Aid to Egypt increased enormously after they signed a peace treaty with Israel, as a sweetener. Likewise with Jordan IIRC. Keeping Suez open certainly had something to do with it, yet the primary factor in US ME policy seems to be whatever is most advantageous for Israel. If US just wanted to be friends with Arabs, secure Suez and secure oil, they wouldn't support Israel at all.

the primary factor

What would it take to convince you otherwise?

Obviously if we hung Israel out to dry on anything important. But since that seems pretty unlikely, is there any way you might be convinced that Israel really is the most practical ally in the region?

They’re relatively westernized. They aren’t Islamic fundamentalists, which has made Americans nervous since at least the Iranian Revolution. (Though we put up with the Saudis, so it can’t be too much of a dealbreaker…) Most importantly, they owe their security to us in a way that none of the other ME states can match.

I also wouldn’t underestimate the wedge that is Palestine, at least on the left. While my understanding is that the neoliberal, pro-Israel wing still dominates foreign policy, there’s at least some tension going on. If there’s a point where we really break with Israel, that’ll probably be it.

Practical ally? In strategic terms, there are two groups.

The Arabs/Islamic world, with population about 600 million in MENA alone. They have a lot of oil. They have a lot of useful bases. They have Suez. They have the power to create all kinds of problems for the US, by allying with US enemies like the Soviet Union, Russia and China.

Israel, population 10 million. No oil. Barely any useful bases, at least compared to the rest of MENA. They're better at fighting and high technology, yet the only people they fight are the Arabs (and usually do so with US equipment). They're hated by about a third of the world, see pic related (https://mapsontheweb.zoom-maps.com/post/693544044241076224/most-disliked-country-in-each-nation-2022).

Why on earth would any sane, unbiased strategic thinker choose to ally with Israel over the Arabs?
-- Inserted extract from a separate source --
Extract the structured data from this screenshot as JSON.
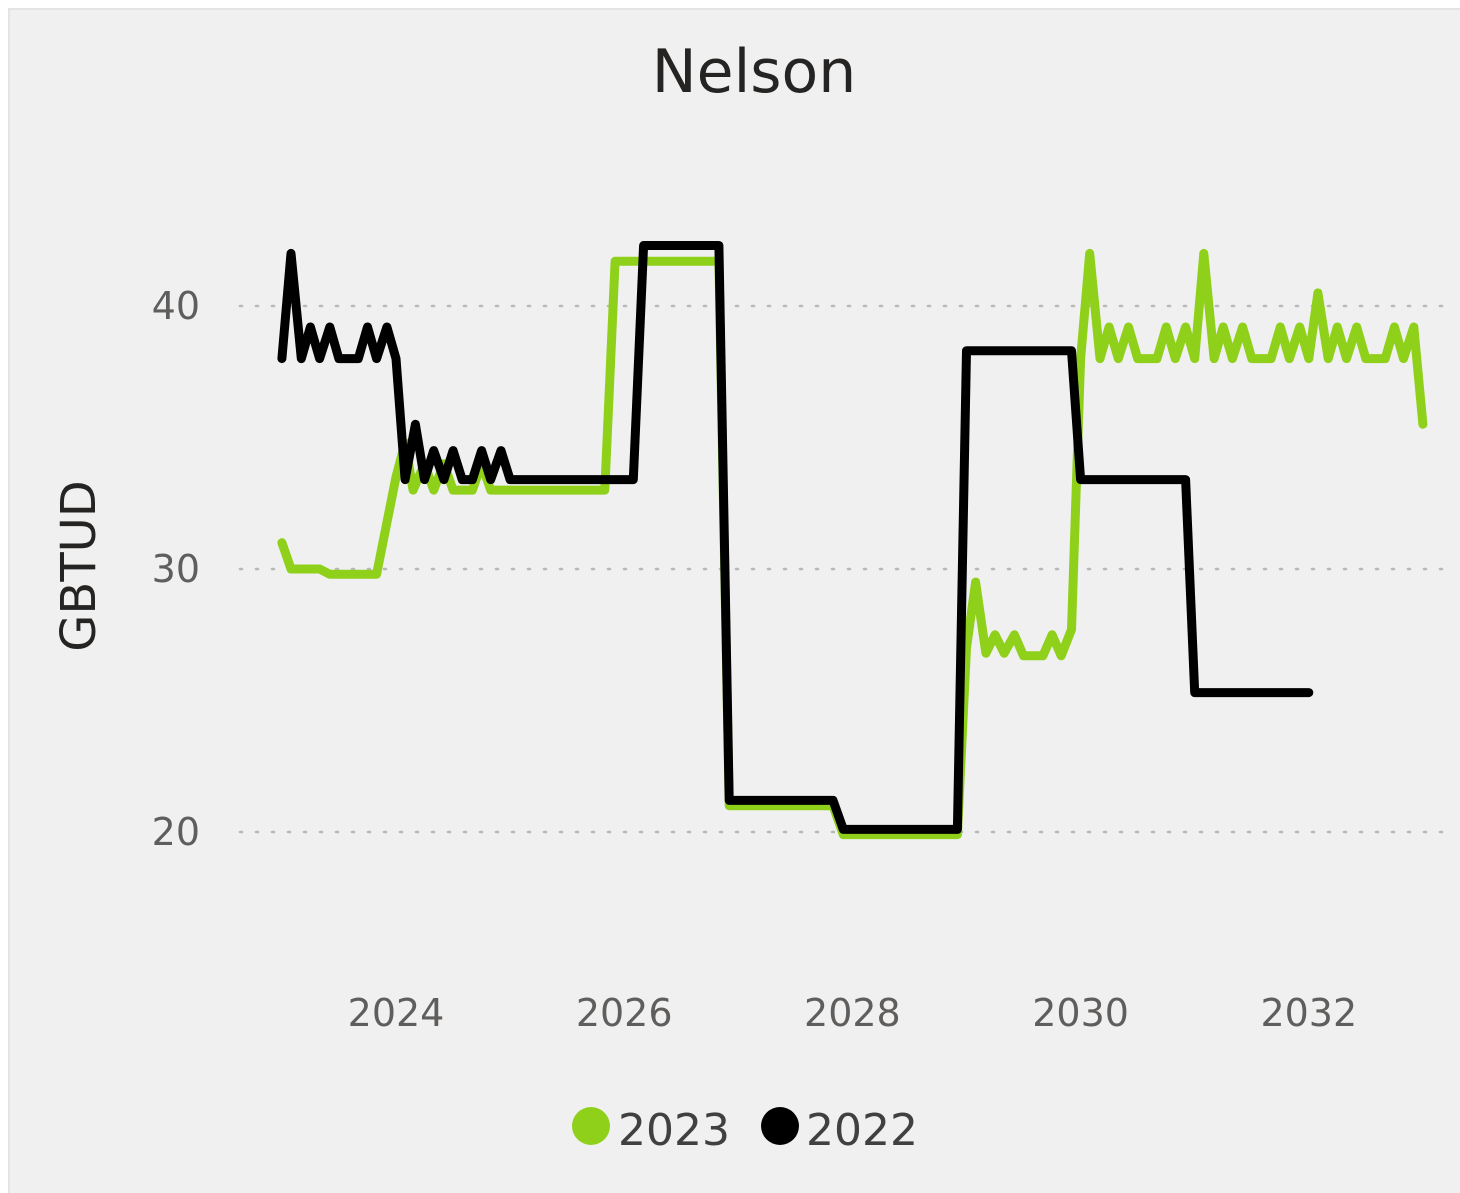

The US wouldn't have any enemies in the Arab world if it weren't for Israel, that's by far the biggest problem with US-MENA relations.

Israel is the absolute worst ally the US could possibly have. And the alliance is the most one-sided alliance you could possibly imagine. On no occasion has Israel actually contributed troops to a US war. They soak up huge amounts of resources (consider the economic impacts of the Arab Oil Embargo caused by Arab hatred of the US-Israeli alliance), incite enormous amounts of anti-US sentiment, get free US equipment, billions of dollars in aid. They sell loads of US technology to China, they lure the US into stupid wars like Iraq with false intelligence and their political influence.